Wednesday, October 8, 2008

Topic Detection

One of the sub-tasks in determining the topic is determining who is being talked about in a particular text. I had tried Named Entity Recognition using the Open-NLP toolkit and it looks like it did not identify all the "names" in the text. A simple frequency based approach seems to have worked better. What did i do - well, eliminate all the stopwords there are numerous stopword lists available on the list and thereafter create a frequency distribution table of the remaining words and looked at the really frequent words - words occuring above mean + 5 SD. This gave mostly proper nouns and were indeed about the person being talked about. Therefore, the named-entity recogniton tool too should have detected all these instances of words although i still need to look at the same further.

I tried using my summarization project that i did the last semester but that does not happen to suit this task. Perhaps, i should look at the text and try and look at a distinguishing feature... I am yet to try out the topic toolbox.

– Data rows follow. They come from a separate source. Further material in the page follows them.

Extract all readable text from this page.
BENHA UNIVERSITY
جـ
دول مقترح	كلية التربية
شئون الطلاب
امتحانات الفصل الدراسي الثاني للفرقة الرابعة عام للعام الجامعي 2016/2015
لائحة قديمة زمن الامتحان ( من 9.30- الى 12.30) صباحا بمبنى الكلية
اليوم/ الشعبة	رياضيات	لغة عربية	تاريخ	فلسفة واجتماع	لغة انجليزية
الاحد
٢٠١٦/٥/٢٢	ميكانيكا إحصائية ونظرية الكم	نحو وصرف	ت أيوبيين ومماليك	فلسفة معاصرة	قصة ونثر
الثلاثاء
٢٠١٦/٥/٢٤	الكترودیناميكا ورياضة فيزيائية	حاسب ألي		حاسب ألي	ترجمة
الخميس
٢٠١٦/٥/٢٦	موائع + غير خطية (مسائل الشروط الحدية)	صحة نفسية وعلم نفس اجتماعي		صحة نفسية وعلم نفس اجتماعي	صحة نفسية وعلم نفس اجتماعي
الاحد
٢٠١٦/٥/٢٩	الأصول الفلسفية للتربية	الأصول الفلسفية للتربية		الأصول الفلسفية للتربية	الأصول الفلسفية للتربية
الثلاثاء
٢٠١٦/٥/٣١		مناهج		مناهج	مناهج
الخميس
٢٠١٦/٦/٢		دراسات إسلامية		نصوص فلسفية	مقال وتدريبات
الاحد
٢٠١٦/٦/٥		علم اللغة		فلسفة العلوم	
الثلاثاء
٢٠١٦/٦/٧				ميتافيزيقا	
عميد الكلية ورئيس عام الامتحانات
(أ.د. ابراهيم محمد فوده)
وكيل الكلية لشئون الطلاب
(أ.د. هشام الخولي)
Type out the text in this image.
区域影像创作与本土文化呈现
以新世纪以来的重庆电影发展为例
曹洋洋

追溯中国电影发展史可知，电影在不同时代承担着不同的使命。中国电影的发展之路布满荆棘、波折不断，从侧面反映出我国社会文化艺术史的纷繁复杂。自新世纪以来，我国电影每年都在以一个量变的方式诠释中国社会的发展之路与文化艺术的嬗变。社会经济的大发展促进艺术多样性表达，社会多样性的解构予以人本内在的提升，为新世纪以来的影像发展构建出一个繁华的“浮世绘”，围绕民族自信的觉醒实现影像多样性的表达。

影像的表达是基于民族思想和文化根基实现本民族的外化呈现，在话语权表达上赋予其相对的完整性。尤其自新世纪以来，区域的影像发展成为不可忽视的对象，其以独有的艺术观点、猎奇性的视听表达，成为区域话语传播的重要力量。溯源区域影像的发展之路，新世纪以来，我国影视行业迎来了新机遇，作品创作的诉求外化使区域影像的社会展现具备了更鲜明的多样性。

Wednesday, October 1, 2008

Topic Detection

Of late, i have been trying to extract topics from a given text. I found that there were a few tools that are available but am yet to figure out how to get them working. The problem with these tools are that they are written in different languages and every time one wants to use a new tool one needs to learn a new language. Matlab Topic Modelling Toolbox 1.3.2 http://psiexp.ss.uci.edu/research/programs_data/toolbox.htm seems to be an interesting tool to explore. The issue i face with most of the tools is that they were developed with a certain assumption in mind. We are therefore never sure if the results are accurate for our problem so there i am trying to find a simple solution me being the lazy person that i am.